Supergirl: Cosmic Adventures in the 8th Grade (6-issue series)
Landry Q. Walker (w); Eric Jones (a)
That's right, Supergirl. Now this isn't the Supergirl you might think you know. For one thing, she's actually drawn like a teenage girl, as Tiina points out in her excellent review of the first issue at Comics Are For Everybody. Moreover, the comic is actually aimed at adolescents (including adolescent girls) rather than at adult men. Like the ongoing Billy Batson and the Magic of Shazam (more on that book in a future post), the Supergirl mini-series is a real attempt by DC to write a book that starts with the concerns of kids and writes about them in a way that isn't condescending and that doesn't simply try to translate "adult" comics into a form that is deemed suitable for kids to consume.
The brilliant part of the book is that after Kara arrives on Earth (in the middle of a fight between Superman and Lex Luthor), Superman hatches a plan for her to learn about the planet, the people, and the culture by going to a public school. So, Kara becomes Linda Lee, a transfer student who doesn't know anyone at her new school or anything about how to fit in.

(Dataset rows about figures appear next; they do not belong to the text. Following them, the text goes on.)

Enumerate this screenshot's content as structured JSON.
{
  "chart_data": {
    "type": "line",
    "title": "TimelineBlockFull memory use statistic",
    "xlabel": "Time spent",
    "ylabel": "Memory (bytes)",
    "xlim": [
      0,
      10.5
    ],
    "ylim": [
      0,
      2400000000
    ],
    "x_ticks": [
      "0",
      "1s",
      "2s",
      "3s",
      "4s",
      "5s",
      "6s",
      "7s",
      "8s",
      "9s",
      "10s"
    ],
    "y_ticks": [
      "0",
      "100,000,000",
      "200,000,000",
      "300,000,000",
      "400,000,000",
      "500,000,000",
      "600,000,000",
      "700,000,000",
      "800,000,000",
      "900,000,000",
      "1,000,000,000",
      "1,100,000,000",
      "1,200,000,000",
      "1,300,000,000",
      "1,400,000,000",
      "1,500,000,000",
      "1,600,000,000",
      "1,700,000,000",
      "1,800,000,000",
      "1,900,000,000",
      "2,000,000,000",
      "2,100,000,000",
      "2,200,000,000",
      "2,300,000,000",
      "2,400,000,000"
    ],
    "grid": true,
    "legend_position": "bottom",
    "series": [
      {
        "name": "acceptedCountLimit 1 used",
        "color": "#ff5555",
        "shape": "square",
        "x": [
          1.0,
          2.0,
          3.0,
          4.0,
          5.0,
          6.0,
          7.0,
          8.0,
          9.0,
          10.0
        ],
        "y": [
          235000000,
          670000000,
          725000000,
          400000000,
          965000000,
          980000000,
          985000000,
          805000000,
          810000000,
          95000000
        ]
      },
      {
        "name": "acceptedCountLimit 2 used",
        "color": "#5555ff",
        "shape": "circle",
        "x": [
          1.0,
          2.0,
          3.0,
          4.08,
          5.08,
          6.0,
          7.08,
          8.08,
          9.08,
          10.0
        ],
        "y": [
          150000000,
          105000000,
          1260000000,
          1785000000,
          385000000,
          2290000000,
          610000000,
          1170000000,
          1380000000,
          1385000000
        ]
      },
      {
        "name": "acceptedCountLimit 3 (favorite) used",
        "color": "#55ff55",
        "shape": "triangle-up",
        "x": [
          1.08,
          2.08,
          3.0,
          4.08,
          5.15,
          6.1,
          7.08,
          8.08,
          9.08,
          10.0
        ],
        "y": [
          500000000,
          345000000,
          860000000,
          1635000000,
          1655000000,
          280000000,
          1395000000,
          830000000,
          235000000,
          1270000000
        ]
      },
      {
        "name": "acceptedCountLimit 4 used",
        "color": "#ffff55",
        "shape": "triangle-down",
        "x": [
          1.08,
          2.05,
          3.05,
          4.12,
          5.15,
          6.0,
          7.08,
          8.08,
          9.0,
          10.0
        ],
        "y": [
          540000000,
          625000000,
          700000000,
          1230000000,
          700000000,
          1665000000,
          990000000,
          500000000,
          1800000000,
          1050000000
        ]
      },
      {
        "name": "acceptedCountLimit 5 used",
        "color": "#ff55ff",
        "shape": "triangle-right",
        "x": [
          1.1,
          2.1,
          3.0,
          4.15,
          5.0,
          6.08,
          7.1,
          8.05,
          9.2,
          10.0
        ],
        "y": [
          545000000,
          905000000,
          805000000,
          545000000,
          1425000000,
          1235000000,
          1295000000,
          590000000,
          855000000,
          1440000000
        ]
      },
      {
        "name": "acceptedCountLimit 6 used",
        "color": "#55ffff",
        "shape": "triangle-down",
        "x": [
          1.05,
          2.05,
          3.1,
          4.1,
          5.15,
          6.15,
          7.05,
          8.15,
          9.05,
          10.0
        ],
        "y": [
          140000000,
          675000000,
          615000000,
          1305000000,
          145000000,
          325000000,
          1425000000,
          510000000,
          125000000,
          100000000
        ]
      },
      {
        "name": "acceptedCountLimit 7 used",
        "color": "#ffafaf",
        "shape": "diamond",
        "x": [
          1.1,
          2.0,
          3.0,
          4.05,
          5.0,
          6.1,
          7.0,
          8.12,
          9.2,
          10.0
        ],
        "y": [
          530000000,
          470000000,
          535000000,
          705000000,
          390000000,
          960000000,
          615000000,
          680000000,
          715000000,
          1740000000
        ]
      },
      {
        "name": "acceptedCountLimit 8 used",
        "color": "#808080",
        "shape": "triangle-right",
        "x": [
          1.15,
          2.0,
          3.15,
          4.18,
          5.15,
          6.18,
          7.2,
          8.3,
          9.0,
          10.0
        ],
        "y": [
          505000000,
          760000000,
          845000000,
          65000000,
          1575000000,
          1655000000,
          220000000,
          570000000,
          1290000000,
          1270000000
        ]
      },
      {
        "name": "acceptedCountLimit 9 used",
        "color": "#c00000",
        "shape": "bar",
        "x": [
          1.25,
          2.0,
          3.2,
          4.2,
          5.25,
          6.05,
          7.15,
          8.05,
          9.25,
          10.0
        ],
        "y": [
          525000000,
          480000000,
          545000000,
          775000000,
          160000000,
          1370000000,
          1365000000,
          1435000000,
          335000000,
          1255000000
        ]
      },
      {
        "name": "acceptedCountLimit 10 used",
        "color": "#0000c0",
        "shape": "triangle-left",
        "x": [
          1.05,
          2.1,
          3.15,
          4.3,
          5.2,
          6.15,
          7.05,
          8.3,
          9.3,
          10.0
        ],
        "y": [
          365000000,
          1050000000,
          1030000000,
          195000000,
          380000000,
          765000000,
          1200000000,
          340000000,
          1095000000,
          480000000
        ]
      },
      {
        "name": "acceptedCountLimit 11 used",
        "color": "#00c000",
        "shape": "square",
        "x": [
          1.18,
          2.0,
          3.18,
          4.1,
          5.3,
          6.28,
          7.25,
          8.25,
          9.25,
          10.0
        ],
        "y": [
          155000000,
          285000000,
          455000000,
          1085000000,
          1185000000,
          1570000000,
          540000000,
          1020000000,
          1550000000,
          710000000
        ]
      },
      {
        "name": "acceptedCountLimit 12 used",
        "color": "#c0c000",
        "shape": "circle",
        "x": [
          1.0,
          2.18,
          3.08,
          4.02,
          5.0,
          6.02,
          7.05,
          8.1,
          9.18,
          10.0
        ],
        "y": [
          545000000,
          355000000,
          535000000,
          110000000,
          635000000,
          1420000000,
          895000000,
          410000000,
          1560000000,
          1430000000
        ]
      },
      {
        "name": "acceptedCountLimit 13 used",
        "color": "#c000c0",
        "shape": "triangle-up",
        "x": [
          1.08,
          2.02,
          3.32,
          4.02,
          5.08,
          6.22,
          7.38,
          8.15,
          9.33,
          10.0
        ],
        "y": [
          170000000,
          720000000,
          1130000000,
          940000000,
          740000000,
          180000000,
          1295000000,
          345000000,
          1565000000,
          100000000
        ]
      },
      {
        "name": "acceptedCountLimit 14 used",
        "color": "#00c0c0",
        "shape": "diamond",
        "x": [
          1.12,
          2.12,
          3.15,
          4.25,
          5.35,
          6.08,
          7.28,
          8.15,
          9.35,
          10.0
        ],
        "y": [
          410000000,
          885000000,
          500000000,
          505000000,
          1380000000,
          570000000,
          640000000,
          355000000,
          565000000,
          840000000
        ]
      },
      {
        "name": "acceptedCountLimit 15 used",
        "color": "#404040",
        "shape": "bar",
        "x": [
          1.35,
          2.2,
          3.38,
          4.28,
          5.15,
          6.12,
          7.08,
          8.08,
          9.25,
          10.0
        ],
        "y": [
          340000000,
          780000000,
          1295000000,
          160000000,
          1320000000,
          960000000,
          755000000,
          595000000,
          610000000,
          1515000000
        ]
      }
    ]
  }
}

She is, both literally and metaphorically, an alien, the outsider at whom everyone laughs.
She's trying hard to get it right, but no matter what she does, the laughter seems to surround her, enveloping her visually within each panel, and echoing the feeling that everyone is laughing at her. It's only in a beautifully unbounded image of flight near the end of the book that there is any sense that Kara/Linda might be able to transcend her circumstances and be who she really is (she's Supergirl after all). I won't spoil what comes next -- I'll just say that the reveal makes nice use of the comics medium to bring her back to earth.
Speaking of the medium, Walker and Jones do an excellent job of using the grammar of comics to tell the story (and introduce younger reader to the way that comics work). As you can see from the following page, the freedom that Supergirl initially feels is underscored by the fact that the image is unbounded by panel borders. The subsequent panels step down as she falls and our eye movement through the page follows her. Finally, the red and blue motion lines of the last unbounded panel tell the reader visually that Superman has come to save her (with the speed and sound represented by the zoom sound effect). And that's only the tip of what's going on in this page. We could easily talk about this one, fairly straightforward page in terms of any number of formalist theories of comics (as those in the Contemporary Graphic Novels seminar are learning), but what's important is that Landry and Jones use all the tools available and in doing so, help kids learn to read and appreciate comics. To my mind, comics such as this are exactly what are needed to get kids interested in the medium.
But that isn't quite what I've been telling people. What I have been telling them is that Supergirl: Cosmic Adventure in the 8th Grade, along with Kunkel's new Shazam book, is one of the smartest and most entertaining books around. Let's hope the mini-series (#2 is just out) yields an ongoing title.